Nowhere is this more apparent than in the opening ensemble number "Prologue: Jellicle Songs for Jellicle Cats." The song builds in intensity until the backbeat slows and soon stops, allowing the cats to sing as an angelic choir. And then the number slams right back into a fast-paced chorus as if it never left. It's a spritzy enough moment in the original. But The Jellicle Ball sets it on fire. The ensemble is gathered at the far end of the runway for the angelic chorus. And when the drop occurs, they march down the runway in Chorus Line-precision sync with choreography evoking the catwalk moves of ball culture. The effect is like watching a stream of fabulous queer bodies shoot out of a canon, surpassing even the drop in "Flowerz" in intensity. It so overwhelmed me that I could've ran to the nearest corner and crouched down to sob. I feel lucky to have witnessed it. Recognizing that this is their money shot, The Perelman Performing Arts Center has chosen a rehearsal of this very moment to advertise the show generating over a million views on Instagram and kicking off a viral dance challenge. 

Anyone still requiring a three-act structure with psychologically well-rounded characters will recoil from The Jellicle Ball.
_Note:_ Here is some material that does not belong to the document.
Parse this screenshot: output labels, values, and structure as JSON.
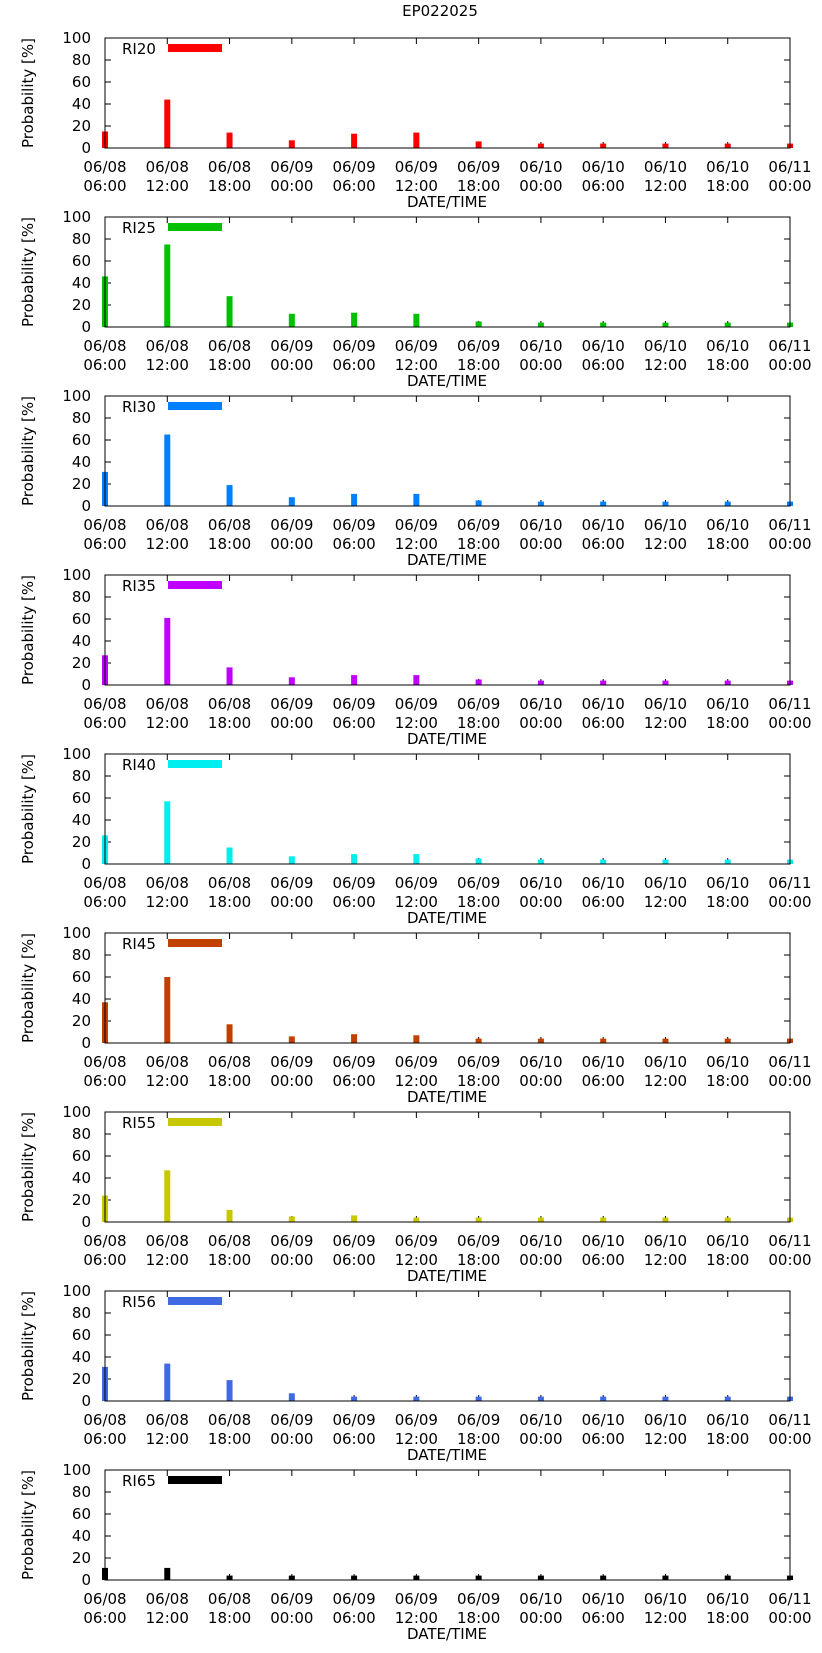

Indeed, one might even claim that the non-narrative framework robs the Black and Latinx queer characters of their chance to tell their stories. But Cats is skeletal enough that The Jellicle Ball never falls into the trap of plastic representation - inserting BIPOC representation into a structure with no BIPOC import. Because the spatiotemporal nature of Cats is so fantastical and non-specific, the Jellicle Cats can occupy it without paying fealty to a diegesis unrelated to their lives. Their stories, their critical thought, their dismantling of the master's tools occur through their bodies which can travserse and abandon space as ball participants have done with gymnasiums, rec centers, dance halls, etc. AndrĂ© De Shields as Old Deuteronomy says precious few words. His age-etched visage brings the past to bear on the proceedings and commands respect with nary a muscle twitch. Junior LaBeija (the queen who spells out "opulence" in Paris is Burning) as Gus sits at a sideline table during intermission, radiating fabulosity in leopard print and long gold nails. And each incredible performer speaks to us in death drops and duck walks as much as through Webber's songs.
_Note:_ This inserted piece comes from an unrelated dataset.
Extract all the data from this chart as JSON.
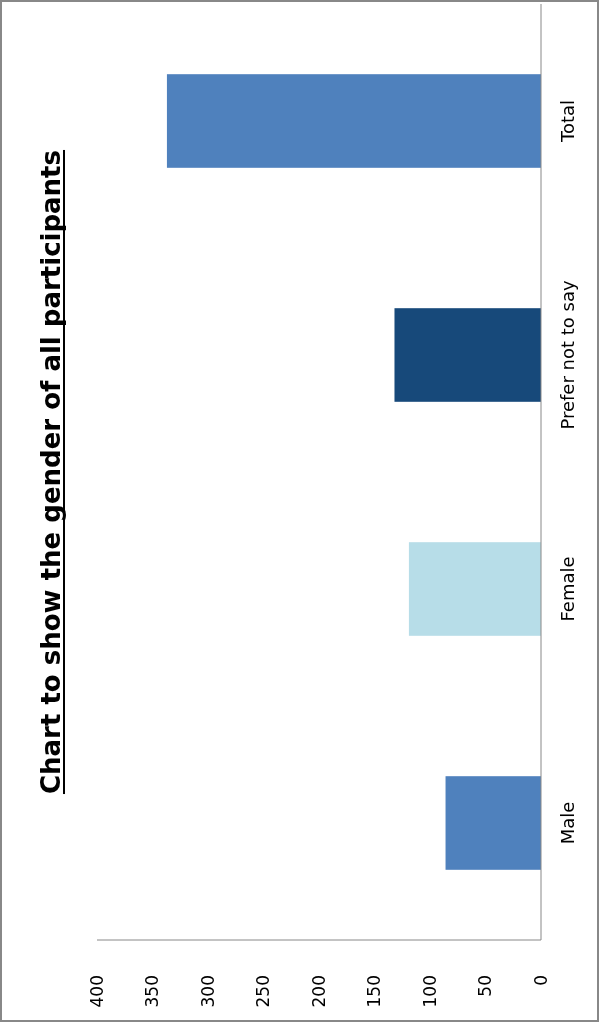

I doubt one could apply ball to any show. Titanic or Wicked or Phantom are too localized to stave off plastic representation (although Pippin provides an enticing possibility). And I doubt The Jellicle Ball would survive a move up to Broadway. The ball effect would become diluted up in the nosebleeds of a cavernous theatre. But unsurprisingly, the show's run at the Perelman, way downtown by One World Trade Center, has been extended to August 11th as of this writing. This is my paltry attempt to make sure it doesn't stop there.